Over the past six years, despite massive efforts, there has been little progress towards achieving millennium development goal 4 (reducing child mortality) or millennium development goal 5 (improving maternal health), except in a few countries where recent statistics give reason for hope. We know much about what constitutes safe and effective care for most pregnant women. The major research challenges are in the translation of this knowledge—how to effectively implement what is known, and how to influence policy to support the proper delivery of interventions that are known to be effective. With clear evidence that training and support for traditional birth attendants reduces perinatal mortality, WHO is ideally positioned to lead the way in the knowledge translation efforts that are the crucial next steps. But WHO cannot act without the invitation and backing of countries themselves. How can the political will be created, particularly in societies where women and children are at best second class citizens?

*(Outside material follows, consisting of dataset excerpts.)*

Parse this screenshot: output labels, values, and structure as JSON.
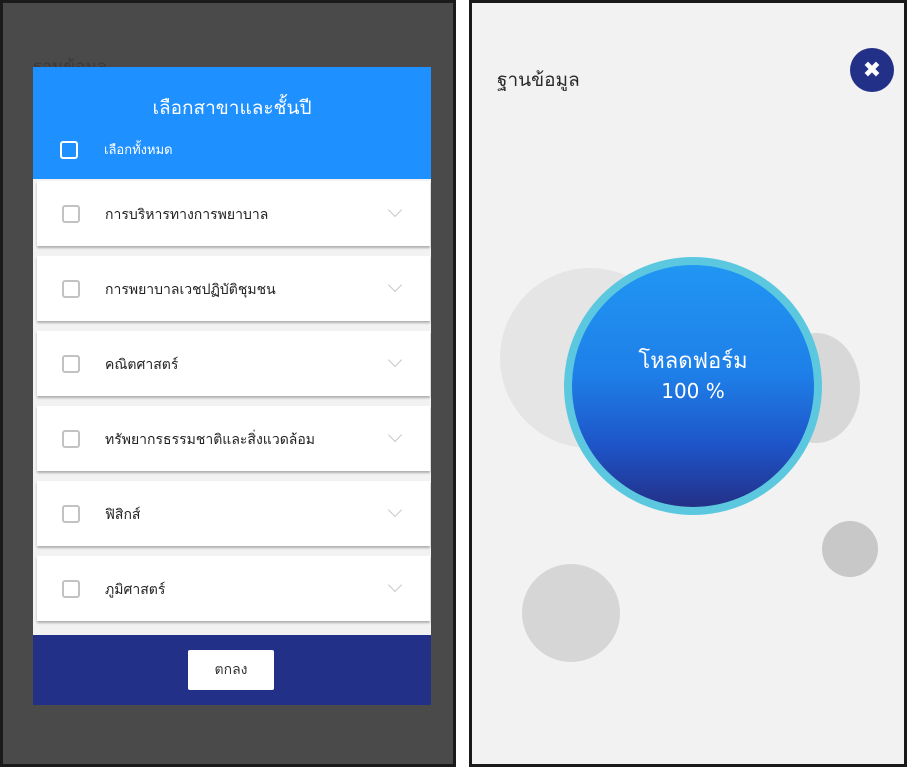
{
  "left": {
    "bg_title": "ฐานข้อมูล",
    "dialog": {
      "title": "เลือกสาขาและชั้นปี",
      "select_all_label": "เลือกทั้งหมด",
      "items": [
        {
          "label": "การบริหารทางการพยาบาล"
        },
        {
          "label": "การพยาบาลเวชปฏิบัติชุมชน"
        },
        {
          "label": "คณิตศาสตร์"
        },
        {
          "label": "ทรัพยากรธรรมชาติและสิ่งแวดล้อม"
        },
        {
          "label": "ฟิสิกส์"
        },
        {
          "label": "ภูมิศาสตร์"
        }
      ],
      "ok_label": "ตกลง"
    }
  },
  "right": {
    "title": "ฐานข้อมูล",
    "close_icon": "✖",
    "progress_text": "โหลดฟอร์ม",
    "progress_value": "100 %",
    "progress_fraction": 1.0
  },
  "colors": {
    "header_blue": "#1e90ff",
    "footer_navy": "#233087",
    "ring_cyan": "#5bc8e0"
  }
}
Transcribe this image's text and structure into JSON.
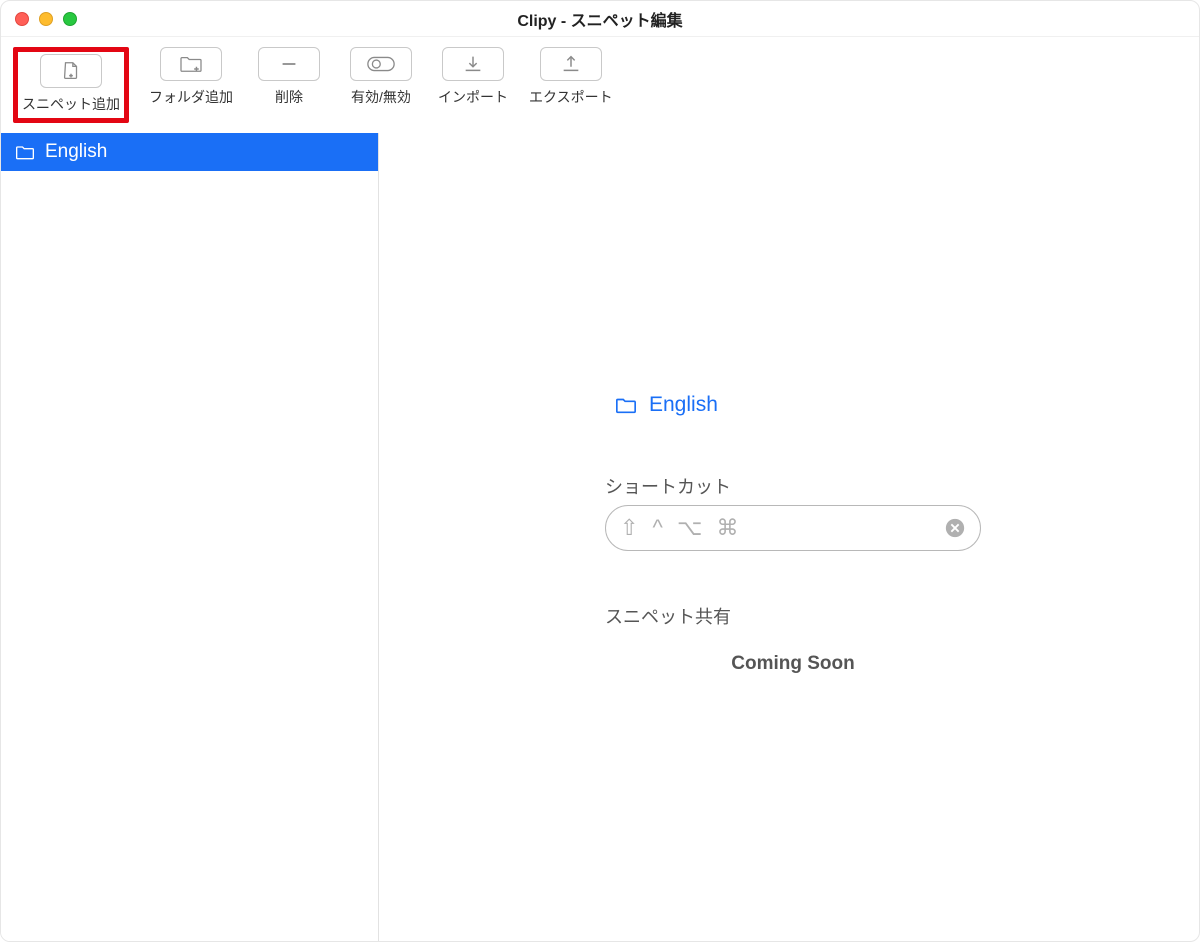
{
  "window": {
    "title": "Clipy - スニペット編集"
  },
  "toolbar": {
    "add_snippet": "スニペット追加",
    "add_folder": "フォルダ追加",
    "delete": "削除",
    "enable_disable": "有効/無効",
    "import": "インポート",
    "export": "エクスポート"
  },
  "sidebar": {
    "items": [
      {
        "label": "English",
        "selected": true
      }
    ]
  },
  "detail": {
    "folder_name": "English",
    "shortcut_label": "ショートカット",
    "shortcut_symbols": "⇧ ^ ⌥ ⌘",
    "share_label": "スニペット共有",
    "coming_soon": "Coming Soon"
  }
}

At least one country has resorted to legislation. The review of continuous support for women during childbirth was used to persuade the government of Brazil to enact the “Companion Law,” which states that all women have the right to companionship during labour and birth. But surely legislation is not the only, or best, solution to all forms of substandard care. We badly need more effective and flexible means of ensuring knowledge translation.

Trained, supported, and adequately resourced traditional birth attendants save babies’ lives and potentially save their mothers’ lives too. Some countries may welcome communication of this information. For settings in which less positive attitudes to maternal and child health prevail, the urgent research priority is to devise effective knowledge translation strategies that will ensure that the fundamental human rights of women and children are met.